For me, I let common sense rule my decisions when I started to penetrate wrecks. If I was on the outside of a wreck and could easily see my way through I had no problem going in and swimming through. Also, most of the time you're going to be on a boat with a dive operation when you go. I know when we have visited the Tibbets wreck on Cayman Brac, the DM will give a briefing on the wreck and will identify certain areas of the wreck that have wide openings and would make a good place to enter and look around and they offer to lead you through such areas if you would like for them to.
I'd say use the same criteria, good judgement and the dive briefing, to decide if you want to do a swim through or not.
Yep. For many and perhaps most people, common sense is all it takes, and if you took the course, you might well argue that a lot of it is common sense. For example, if you can see that entire inside of a wreck with multiple entrances and exits, that would be a criterion for deciding it might be something you can handle. The familiarity issue Bob mentions would also be a factor.
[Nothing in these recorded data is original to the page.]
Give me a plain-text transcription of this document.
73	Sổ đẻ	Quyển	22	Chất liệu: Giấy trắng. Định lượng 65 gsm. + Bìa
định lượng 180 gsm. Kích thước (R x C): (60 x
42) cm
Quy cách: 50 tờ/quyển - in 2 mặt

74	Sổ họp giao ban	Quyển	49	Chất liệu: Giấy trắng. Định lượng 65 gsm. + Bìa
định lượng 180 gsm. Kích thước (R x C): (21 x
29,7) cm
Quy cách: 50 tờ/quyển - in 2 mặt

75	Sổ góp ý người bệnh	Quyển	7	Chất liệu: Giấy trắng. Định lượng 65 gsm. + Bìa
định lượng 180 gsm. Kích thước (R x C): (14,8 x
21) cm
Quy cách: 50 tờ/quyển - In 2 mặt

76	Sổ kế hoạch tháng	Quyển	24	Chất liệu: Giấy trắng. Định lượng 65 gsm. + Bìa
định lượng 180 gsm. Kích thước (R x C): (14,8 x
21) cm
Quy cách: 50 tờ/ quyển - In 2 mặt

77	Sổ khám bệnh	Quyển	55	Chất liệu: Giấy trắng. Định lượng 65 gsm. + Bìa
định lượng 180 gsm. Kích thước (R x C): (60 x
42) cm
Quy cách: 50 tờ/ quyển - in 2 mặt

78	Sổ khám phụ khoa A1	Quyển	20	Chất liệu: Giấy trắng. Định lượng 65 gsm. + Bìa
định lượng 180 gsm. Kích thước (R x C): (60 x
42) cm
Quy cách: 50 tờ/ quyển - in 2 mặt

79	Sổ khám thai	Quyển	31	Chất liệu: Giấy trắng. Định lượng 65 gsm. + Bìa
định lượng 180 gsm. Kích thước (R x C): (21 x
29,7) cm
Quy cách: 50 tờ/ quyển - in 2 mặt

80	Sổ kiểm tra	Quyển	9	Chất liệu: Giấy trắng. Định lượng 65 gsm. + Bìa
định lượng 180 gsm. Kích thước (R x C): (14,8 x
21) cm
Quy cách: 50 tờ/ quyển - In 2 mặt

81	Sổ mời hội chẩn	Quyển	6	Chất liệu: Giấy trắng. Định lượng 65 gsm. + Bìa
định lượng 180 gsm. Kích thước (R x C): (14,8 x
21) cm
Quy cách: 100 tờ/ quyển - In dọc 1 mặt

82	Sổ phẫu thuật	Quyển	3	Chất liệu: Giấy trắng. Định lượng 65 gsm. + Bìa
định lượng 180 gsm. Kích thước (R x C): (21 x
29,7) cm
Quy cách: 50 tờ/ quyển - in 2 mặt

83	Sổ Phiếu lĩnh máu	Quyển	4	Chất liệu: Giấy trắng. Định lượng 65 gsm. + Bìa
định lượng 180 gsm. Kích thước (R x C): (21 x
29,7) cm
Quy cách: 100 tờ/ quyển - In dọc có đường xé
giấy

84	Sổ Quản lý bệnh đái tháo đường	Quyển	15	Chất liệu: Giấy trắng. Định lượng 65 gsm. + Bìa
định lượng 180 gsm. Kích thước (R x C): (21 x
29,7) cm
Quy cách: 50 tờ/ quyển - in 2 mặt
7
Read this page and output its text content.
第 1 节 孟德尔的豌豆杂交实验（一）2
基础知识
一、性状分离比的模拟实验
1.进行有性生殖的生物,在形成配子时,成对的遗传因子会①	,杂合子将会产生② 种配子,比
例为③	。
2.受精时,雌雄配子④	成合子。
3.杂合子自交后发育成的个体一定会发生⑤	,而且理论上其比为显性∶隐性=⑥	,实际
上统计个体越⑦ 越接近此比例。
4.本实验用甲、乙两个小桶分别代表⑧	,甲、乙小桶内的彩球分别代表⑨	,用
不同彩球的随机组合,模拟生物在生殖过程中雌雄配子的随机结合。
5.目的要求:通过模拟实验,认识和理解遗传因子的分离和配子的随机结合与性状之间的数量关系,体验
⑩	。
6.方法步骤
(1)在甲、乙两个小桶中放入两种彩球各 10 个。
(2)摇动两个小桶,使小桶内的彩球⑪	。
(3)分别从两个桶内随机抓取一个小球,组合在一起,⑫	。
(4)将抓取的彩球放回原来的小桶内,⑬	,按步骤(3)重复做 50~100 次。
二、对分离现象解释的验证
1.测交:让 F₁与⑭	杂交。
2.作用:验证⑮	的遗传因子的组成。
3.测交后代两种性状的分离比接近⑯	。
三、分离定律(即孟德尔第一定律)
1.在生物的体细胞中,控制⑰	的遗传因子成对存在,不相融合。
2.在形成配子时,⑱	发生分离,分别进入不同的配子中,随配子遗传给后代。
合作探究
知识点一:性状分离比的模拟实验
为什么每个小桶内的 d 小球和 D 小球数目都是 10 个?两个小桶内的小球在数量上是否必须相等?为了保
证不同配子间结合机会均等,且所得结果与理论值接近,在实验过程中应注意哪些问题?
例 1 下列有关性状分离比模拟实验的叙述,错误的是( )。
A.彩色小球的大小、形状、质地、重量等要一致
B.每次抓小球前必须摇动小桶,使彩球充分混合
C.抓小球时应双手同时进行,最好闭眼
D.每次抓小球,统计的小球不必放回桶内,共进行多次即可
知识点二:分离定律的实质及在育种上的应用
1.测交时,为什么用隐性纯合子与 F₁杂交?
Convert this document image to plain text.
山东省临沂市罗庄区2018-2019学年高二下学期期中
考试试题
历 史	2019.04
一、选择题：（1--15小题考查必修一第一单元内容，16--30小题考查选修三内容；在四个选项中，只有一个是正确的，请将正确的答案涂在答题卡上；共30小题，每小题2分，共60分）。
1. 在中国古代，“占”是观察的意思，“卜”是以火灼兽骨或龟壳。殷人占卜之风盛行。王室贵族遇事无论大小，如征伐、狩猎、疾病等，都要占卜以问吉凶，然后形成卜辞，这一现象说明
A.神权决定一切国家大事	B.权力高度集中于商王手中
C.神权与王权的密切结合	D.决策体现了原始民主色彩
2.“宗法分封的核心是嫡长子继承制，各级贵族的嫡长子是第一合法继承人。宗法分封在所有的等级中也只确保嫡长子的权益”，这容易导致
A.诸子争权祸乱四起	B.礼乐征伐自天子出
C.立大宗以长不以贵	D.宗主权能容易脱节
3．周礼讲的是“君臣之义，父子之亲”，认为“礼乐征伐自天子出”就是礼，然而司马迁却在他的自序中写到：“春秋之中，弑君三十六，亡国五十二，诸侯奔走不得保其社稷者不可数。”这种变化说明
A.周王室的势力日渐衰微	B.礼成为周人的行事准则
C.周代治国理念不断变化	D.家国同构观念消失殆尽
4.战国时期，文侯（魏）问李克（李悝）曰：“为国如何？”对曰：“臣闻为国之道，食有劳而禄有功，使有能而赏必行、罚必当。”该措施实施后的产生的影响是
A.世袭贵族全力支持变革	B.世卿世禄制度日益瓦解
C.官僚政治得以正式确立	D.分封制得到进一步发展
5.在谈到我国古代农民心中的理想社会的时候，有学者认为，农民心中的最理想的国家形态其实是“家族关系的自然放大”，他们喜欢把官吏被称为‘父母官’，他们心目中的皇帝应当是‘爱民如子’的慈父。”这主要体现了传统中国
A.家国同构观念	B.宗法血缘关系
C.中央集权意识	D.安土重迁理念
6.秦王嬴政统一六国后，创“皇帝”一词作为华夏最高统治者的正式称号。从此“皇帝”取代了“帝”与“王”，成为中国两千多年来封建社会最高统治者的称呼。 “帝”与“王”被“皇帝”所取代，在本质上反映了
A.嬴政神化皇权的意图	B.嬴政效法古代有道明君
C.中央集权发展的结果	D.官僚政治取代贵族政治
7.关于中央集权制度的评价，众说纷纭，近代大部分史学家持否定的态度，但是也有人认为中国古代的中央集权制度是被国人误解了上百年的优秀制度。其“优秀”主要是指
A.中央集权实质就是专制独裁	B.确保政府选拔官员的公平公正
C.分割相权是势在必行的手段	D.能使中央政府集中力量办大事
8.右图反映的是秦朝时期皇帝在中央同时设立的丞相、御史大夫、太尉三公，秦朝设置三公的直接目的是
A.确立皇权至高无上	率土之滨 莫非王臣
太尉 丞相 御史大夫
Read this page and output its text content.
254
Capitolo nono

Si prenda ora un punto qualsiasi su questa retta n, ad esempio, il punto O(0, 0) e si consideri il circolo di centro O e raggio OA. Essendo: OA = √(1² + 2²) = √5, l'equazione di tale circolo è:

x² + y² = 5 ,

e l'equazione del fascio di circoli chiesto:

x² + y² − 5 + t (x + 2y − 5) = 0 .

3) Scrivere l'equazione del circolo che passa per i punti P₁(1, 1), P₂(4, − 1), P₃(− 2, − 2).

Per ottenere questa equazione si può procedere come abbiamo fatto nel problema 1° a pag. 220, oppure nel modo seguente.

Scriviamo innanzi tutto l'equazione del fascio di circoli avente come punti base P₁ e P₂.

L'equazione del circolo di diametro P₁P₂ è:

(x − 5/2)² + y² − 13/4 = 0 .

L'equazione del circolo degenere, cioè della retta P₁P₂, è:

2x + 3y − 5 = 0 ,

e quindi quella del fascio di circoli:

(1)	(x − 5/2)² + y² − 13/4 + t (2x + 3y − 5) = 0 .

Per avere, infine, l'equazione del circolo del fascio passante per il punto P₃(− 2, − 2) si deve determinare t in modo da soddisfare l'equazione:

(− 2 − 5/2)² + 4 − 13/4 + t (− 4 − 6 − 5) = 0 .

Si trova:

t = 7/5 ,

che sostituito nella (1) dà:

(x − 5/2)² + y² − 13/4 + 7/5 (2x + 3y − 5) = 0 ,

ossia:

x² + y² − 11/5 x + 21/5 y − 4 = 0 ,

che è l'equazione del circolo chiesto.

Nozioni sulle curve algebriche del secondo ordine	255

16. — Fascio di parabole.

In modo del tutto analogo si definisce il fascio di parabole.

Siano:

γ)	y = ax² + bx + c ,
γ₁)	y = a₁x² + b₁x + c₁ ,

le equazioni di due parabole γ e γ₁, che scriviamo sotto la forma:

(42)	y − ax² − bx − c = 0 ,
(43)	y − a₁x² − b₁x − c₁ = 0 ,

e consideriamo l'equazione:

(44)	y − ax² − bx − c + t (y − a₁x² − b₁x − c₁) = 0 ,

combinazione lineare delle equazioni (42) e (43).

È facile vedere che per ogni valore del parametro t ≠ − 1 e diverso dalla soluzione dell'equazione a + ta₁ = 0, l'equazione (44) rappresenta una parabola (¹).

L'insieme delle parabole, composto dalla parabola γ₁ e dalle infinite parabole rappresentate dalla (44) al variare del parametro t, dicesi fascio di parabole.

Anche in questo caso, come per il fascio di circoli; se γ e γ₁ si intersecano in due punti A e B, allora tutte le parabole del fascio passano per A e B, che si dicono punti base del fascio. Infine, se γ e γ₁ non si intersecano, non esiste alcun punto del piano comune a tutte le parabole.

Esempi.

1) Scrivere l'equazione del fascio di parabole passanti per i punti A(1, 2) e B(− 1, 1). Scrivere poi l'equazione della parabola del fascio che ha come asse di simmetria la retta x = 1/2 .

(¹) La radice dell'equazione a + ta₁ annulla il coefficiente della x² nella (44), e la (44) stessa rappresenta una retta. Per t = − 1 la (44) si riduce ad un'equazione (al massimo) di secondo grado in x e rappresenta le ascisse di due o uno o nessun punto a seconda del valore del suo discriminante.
If you have dived the Tracy off Fort Lauderdale 10 times and know there is nothing in the main deck deck area but schools of fish, you will probably feel just fine about entering it again.
But not all people are blessed with common sense, and not all people are concerned enough about familiarity. For example, a couple of years ago someone argued on ScubaBoard that he could swim from the Devil's Eye spring to the Devil's Ear spring at Ginnie Springs in Florida. They are two entrances to the same cave and not very far apart, so it would be just like the swim throughs he had done so many times before. All you have to do do is keep left to keep heading to the Ear opening. Common sense, right? Of course, he could not tell that it only looked that way on the surface. The way the tunnel from the Eye turns means that the opening to the Ear is behind you and to the right as you swim--almost unnoticeable. Keeping left takes you into the Catacombs, a silty labyrinth of tunnels. It is believed that an open water diver found in the Catacombs a couple of years ago got there because he, too, was fooled by the apparent swim through situation, but he was in no condition when he was found to explain his reasoning.
The course content includes that example in great detail, BTW. The picture used was supplied with permission by a key member of one of the cave diving agencies in the hope the course would help keep untrained people out of caves.